Creating AI that can convincingly generate and edit speech in multiple languages is difficult because it requires huge amounts of high-quality, accurately labeled data. Existing datasets either aren't big enough, don't cover enough languages, or lack precise timing information for each word spoken, making it hard to train these models effectively.
What's the solution?
The researchers built LEMAS-Dataset, which contains over 150,000 hours of speech across ten languages, and importantly, includes timestamps for *every* word. They then used this dataset to train two different AI models: one for creating speech from text (LEMAS-TTS) and another for editing existing speech (LEMAS-Edit). They used clever techniques like accent-adversarial training and special masking strategies to improve the quality and smoothness of the generated and edited speech.
Why it matters?
This new dataset is a big step forward because it provides researchers with the resources they need to develop more advanced speech generation and editing systems that work well in many languages. It could lead to improvements in things like voice assistants, translation tools, and even creating realistic voices for characters in video games or movies.
Abstract
We present the LEMAS-Dataset, which, to our knowledge, is currently the largest open-source multilingual speech corpus with word-level timestamps.

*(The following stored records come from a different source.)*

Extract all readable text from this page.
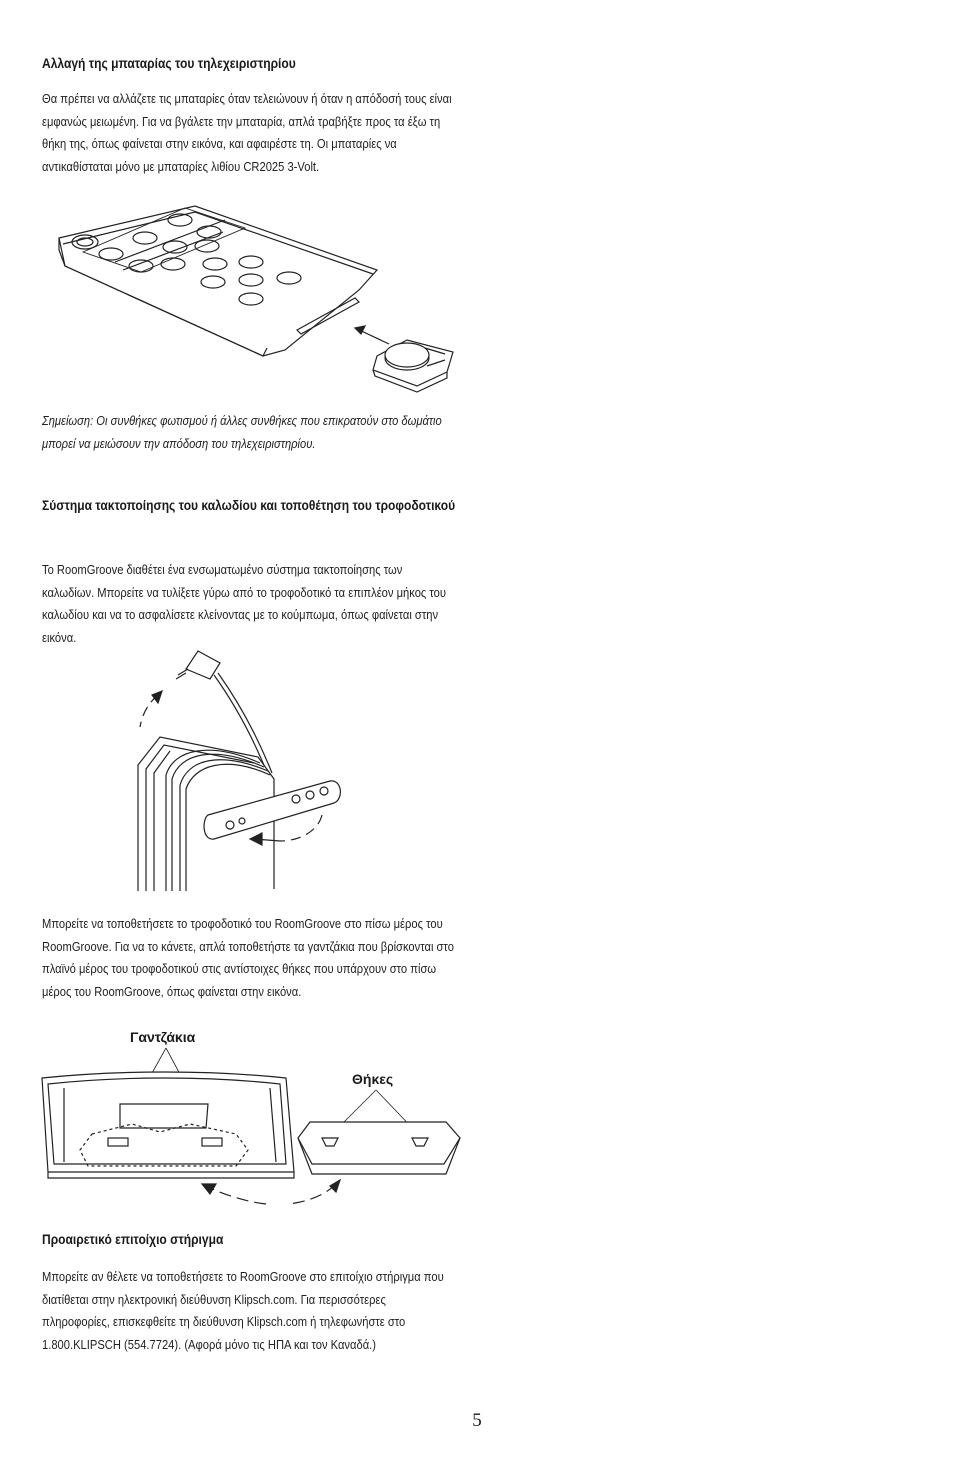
Αλλαγή της μπαταρίας του τηλεχειριστηρίου

Θα πρέπει να αλλάζετε τις μπαταρίες όταν τελειώνουν ή όταν η απόδοσή τους είναι εμφανώς μειωμένη. Για να βγάλετε την μπαταρία, απλά τραβήξτε προς τα έξω τη θήκη της, όπως φαίνεται στην εικόνα, και αφαιρέστε τη. Οι μπαταρίες να αντικαθίσταται μόνο με μπαταρίες λιθίου CR2025 3-Volt.

Σημείωση: Οι συνθήκες φωτισμού ή άλλες συνθήκες που επικρατούν στο δωμάτιο μπορεί να μειώσουν την απόδοση του τηλεχειριστηρίου.

Σύστημα τακτοποίησης του καλωδίου και τοποθέτηση του τροφοδοτικού

Το RoomGroove διαθέτει ένα ενσωματωμένο σύστημα τακτοποίησης των καλωδίων. Μπορείτε να τυλίξετε γύρω από το τροφοδοτικό τα επιπλέον μήκος του καλωδίου και να το ασφαλίσετε κλείνοντας με το κούμπωμα, όπως φαίνεται στην εικόνα.

Μπορείτε να τοποθετήσετε το τροφοδοτικό του RoomGroove στο πίσω μέρος του RoomGroove. Για να το κάνετε, απλά τοποθετήστε τα γαντζάκια που βρίσκονται στο πλαϊνό μέρος του τροφοδοτικού στις αντίστοιχες θήκες που υπάρχουν στο πίσω μέρος του RoomGroove, όπως φαίνεται στην εικόνα.

Γαντζάκια
Θήκες
Προαιρετικό επιτοίχιο στήριγμα

Μπορείτε αν θέλετε να τοποθετήσετε το RoomGroove στο επιτοίχιο στήριγμα που διατίθεται στην ηλεκτρονική διεύθυνση Klipsch.com. Για περισσότερες πληροφορίες, επισκεφθείτε τη διεύθυνση Klipsch.com ή τηλεφωνήστε στο 1.800.KLIPSCH (554.7724). (Αφορά μόνο τις ΗΠΑ και τον Καναδά.)

5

Covering over 150,000 hours across 10 major languages, LEMAS-Dataset is constructed via a efficient data processing pipeline that ensures high-quality data and annotations. To validate the effectiveness of LEMAS-Dataset across diverse generative paradigms, we train two benchmark models with distinct architectures and task specializations on this dataset. LEMAS-TTS, built upon a non-autoregressive flow-matching framework, leverages the dataset's massive scale and linguistic diversity to achieve robust zero-shot multilingual synthesis. Our proposed accent-adversarial training and CTC loss mitigate cross-lingual accent issues, enhancing synthesis stability. Complementarily, LEMAS-Edit employs an autoregressive decoder-only architecture that formulates speech editing as a masked token infilling task. By exploiting precise word-level alignments to construct training masks and adopting adaptive decoding strategies, it achieves seamless, smooth-boundary speech editing with natural transitions. Experimental results demonstrate that models trained on LEMAS-Dataset deliver high-quality synthesis and editing performance, confirming the dataset's quality. We envision that this richly timestamp-annotated, fine-grained multilingual corpus will drive future advances in prompt-based speech generation systems.